Natanox

Natanox@discuss.tchncs.de · 9 hours ago

Depends on which GPU you compare it with, what model you use, what kind of RAM it has to work with, ecetera. NPU’s are purpose-built chips after all. Unfortunately the whole tech is still very young, so we’ll have to wait for stuff like ollama to introduce native support for an apples-to-apples comparison. The raw numbers to however do look promising.

Natanox@discuss.tchncs.de · edit-2 13 hours ago

May take a look at systems with the newer AMD SoC’s first. They utilize the systems’ RAM and come with a proper NPU, once ollama or mistral.rs are supporting those they might give you sufficient performance for your needs for way lower costs (incl. power consumption). Depending on how NPU support gets implemented it might even become possible to use NPU and GPU in tandem, that would probably enable pretty powerful models to be run on consumer-grade hardware at reasonable speed.

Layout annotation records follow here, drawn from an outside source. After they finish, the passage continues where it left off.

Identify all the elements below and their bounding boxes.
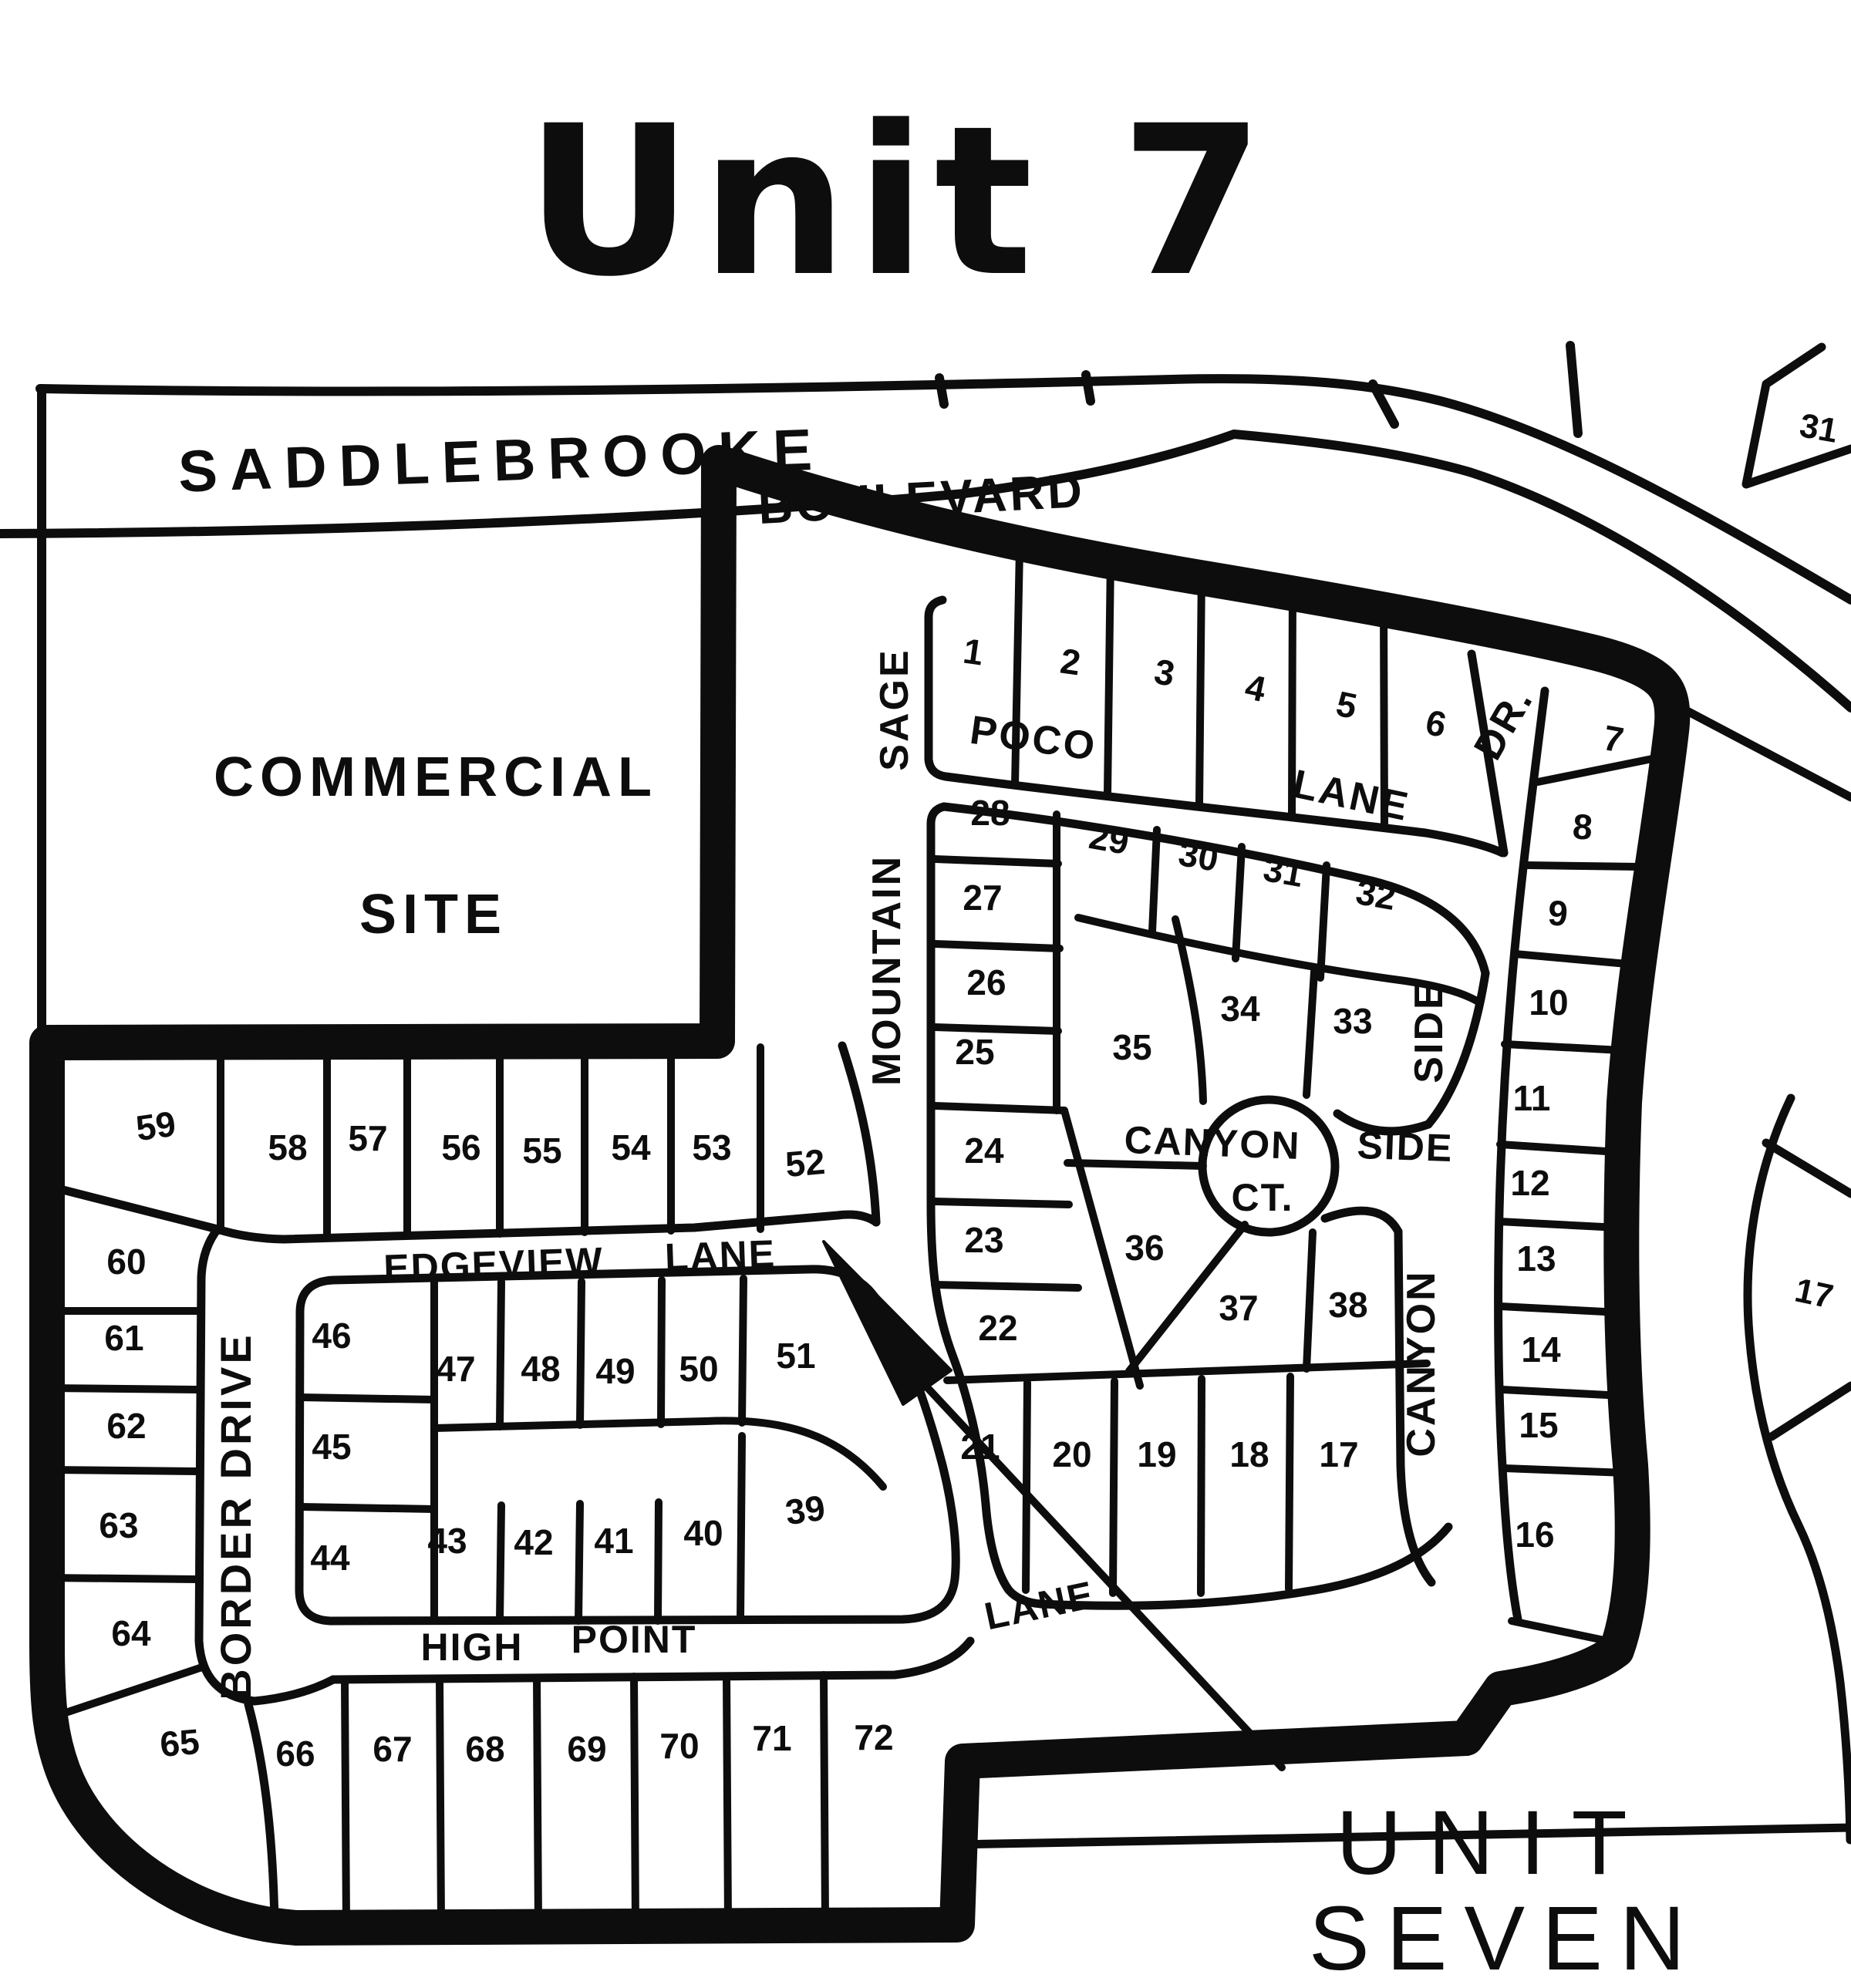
lot-number-39: 39 [783, 1490, 827, 1531]
area-label-commercial-1: COMMERCIAL [214, 750, 658, 805]
lot-number-59: 59 [133, 1106, 177, 1147]
lot-number-22: 22 [978, 1310, 1017, 1346]
lot-number-71: 71 [752, 1720, 791, 1756]
lot-number-33: 33 [1333, 1003, 1372, 1039]
unit-seven-leader-arrow [824, 1242, 1282, 1767]
lot-number-23: 23 [964, 1222, 1003, 1258]
canyon-side-ct-neck-bottom [1325, 1211, 1398, 1232]
lot-number-30: 30 [1176, 835, 1221, 877]
lot-number-65: 65 [159, 1723, 201, 1762]
street-label-point: POINT [571, 1620, 697, 1659]
lot-number-68: 68 [465, 1731, 504, 1767]
lot-number-34: 34 [1220, 991, 1259, 1026]
street-label-high: HIGH [421, 1628, 524, 1666]
lot-number-13: 13 [1516, 1241, 1556, 1276]
area-label-commercial-2: SITE [359, 887, 507, 942]
street-label-mountain-vertical: MOUNTAIN [867, 854, 907, 1086]
lot-number-70: 70 [659, 1728, 699, 1764]
lot-number-45: 45 [312, 1429, 351, 1464]
east-culdesac-arc [1748, 1098, 1850, 1840]
lot-number-57: 57 [348, 1120, 387, 1156]
lot-number-25: 25 [955, 1034, 994, 1070]
lot-number-63: 63 [99, 1508, 138, 1543]
lot-number-42: 42 [514, 1525, 553, 1560]
lot-number-14: 14 [1521, 1332, 1560, 1367]
road-tick-marks [939, 345, 1578, 433]
lot-number-52: 52 [784, 1144, 827, 1182]
lot-number-16: 16 [1515, 1517, 1554, 1552]
street-label-canyon-ct-2: SIDE [1357, 1126, 1454, 1168]
lot-number-32: 32 [1354, 874, 1398, 915]
lot-number-50: 50 [679, 1351, 718, 1387]
lot-number-17: 17 [1319, 1437, 1358, 1472]
street-label-border-drive: BORDER DRIVE [214, 1332, 258, 1700]
lot-number-49: 49 [595, 1353, 635, 1389]
street-label-sage-vertical: SAGE [875, 648, 915, 770]
lot-number-72: 72 [854, 1720, 893, 1755]
northeast-road-edge [1681, 708, 1851, 797]
lot-number-43: 43 [427, 1523, 467, 1558]
lot-number-51: 51 [776, 1338, 815, 1373]
lot-number-31: 31 [1261, 851, 1306, 892]
lot-number-58: 58 [268, 1130, 307, 1165]
lot-number-37: 37 [1219, 1290, 1258, 1326]
lot-number-56: 56 [441, 1130, 480, 1165]
street-label-canyon-ct-3: CT. [1232, 1178, 1294, 1217]
area-label-unit-seven-2: SEVEN [1309, 1893, 1702, 1984]
street-label-edgeview: EDGEVIEW [383, 1242, 604, 1288]
plat-map-page: Unit 7 [0, 0, 1851, 1988]
lot-number-67: 67 [373, 1731, 412, 1767]
lot-number-19: 19 [1137, 1437, 1176, 1472]
lot-number-24: 24 [964, 1133, 1003, 1168]
lot-number-48: 48 [521, 1351, 560, 1387]
lot-number-18: 18 [1229, 1437, 1269, 1472]
lot-number-27: 27 [963, 880, 1002, 915]
lot-number-46: 46 [312, 1318, 351, 1353]
lot-number-29: 29 [1087, 818, 1131, 860]
lot-number-38: 38 [1328, 1287, 1367, 1323]
street-label-side-vertical: SIDE [1409, 980, 1449, 1083]
lot-number-15: 15 [1519, 1407, 1558, 1443]
street-label-canyon-ct-1: CANYON [1124, 1120, 1301, 1165]
plat-linework [0, 0, 1851, 1988]
street-label-canyon-vertical: CANYON [1401, 1269, 1441, 1457]
lots-66-72-row [333, 1641, 970, 1925]
lot-number-61: 61 [104, 1320, 143, 1356]
lot-number-53: 53 [692, 1130, 731, 1165]
lot-number-36: 36 [1124, 1230, 1164, 1265]
lot-number-62: 62 [106, 1408, 146, 1444]
lot-number-35: 35 [1112, 1029, 1151, 1065]
lot-number-11: 11 [1513, 1080, 1551, 1116]
lot-number-47: 47 [436, 1351, 475, 1387]
lot-number-69: 69 [567, 1731, 606, 1767]
lot-number-8: 8 [1572, 808, 1594, 845]
lot-number-44: 44 [310, 1540, 349, 1575]
lot-number-21: 21 [960, 1429, 1000, 1464]
lot-number-12: 12 [1510, 1165, 1549, 1201]
unit-boundary [47, 463, 1672, 1928]
lot-number-60: 60 [106, 1244, 146, 1279]
lot-number-28: 28 [970, 795, 1010, 831]
lot-number-40: 40 [683, 1515, 723, 1551]
street-label-edgeview-lane: LANE [664, 1235, 777, 1277]
lots-39-51-block [299, 1269, 956, 1621]
partial-lot-number-17: 17 [1792, 1273, 1836, 1314]
partial-lot-number-31: 31 [1797, 409, 1840, 449]
lot-number-9: 9 [1547, 895, 1569, 932]
lot-number-26: 26 [966, 965, 1006, 1000]
lot-number-10: 10 [1529, 985, 1568, 1020]
area-label-unit-seven-1: UNIT [1336, 1798, 1653, 1889]
lot-number-41: 41 [594, 1523, 633, 1558]
lot-number-55: 55 [522, 1133, 561, 1168]
lot-number-66: 66 [275, 1736, 315, 1771]
lot-number-54: 54 [611, 1130, 650, 1165]
lot-number-20: 20 [1052, 1437, 1091, 1472]
lot-number-64: 64 [111, 1616, 150, 1651]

Natanox@discuss.tchncs.de · 7 days ago

They would run with 8x speed each. Should not be too much of a bottleneck though, I don’t expect the performance to suffer noticeably more than 5% from this. Annoying, but getting a CPU+Board with 32 lanes or more would throw off the price/performance ratio.

Natanox@discuss.tchncs.de · 8 days ago

I’m currently looking for this as well. As far as my investigation went right now I’ll probably go for 2x AMD Instinct MI50. Each of them has equivalent to slightly higher performance than a P40, however usually only 16gb VRAM (If you’re super lucky you might get one with 32gb, those are usually not labeled as such though; probably binned MI60). With two of them you got 32gb VRAM and quite the performance for, right now, 200€ / card. Alternatively you should be able to run quantized models on a single card as well.

If you don’t mind running ROCm instead of CUDA this seems like a good bang for the buck. Alternatively you might look into AMDs new line of “AI” SoCs (for example Frameworks Desktop computer). They seem to be really good as well, and depending on your usecase might be more useful than an equally priced 4090.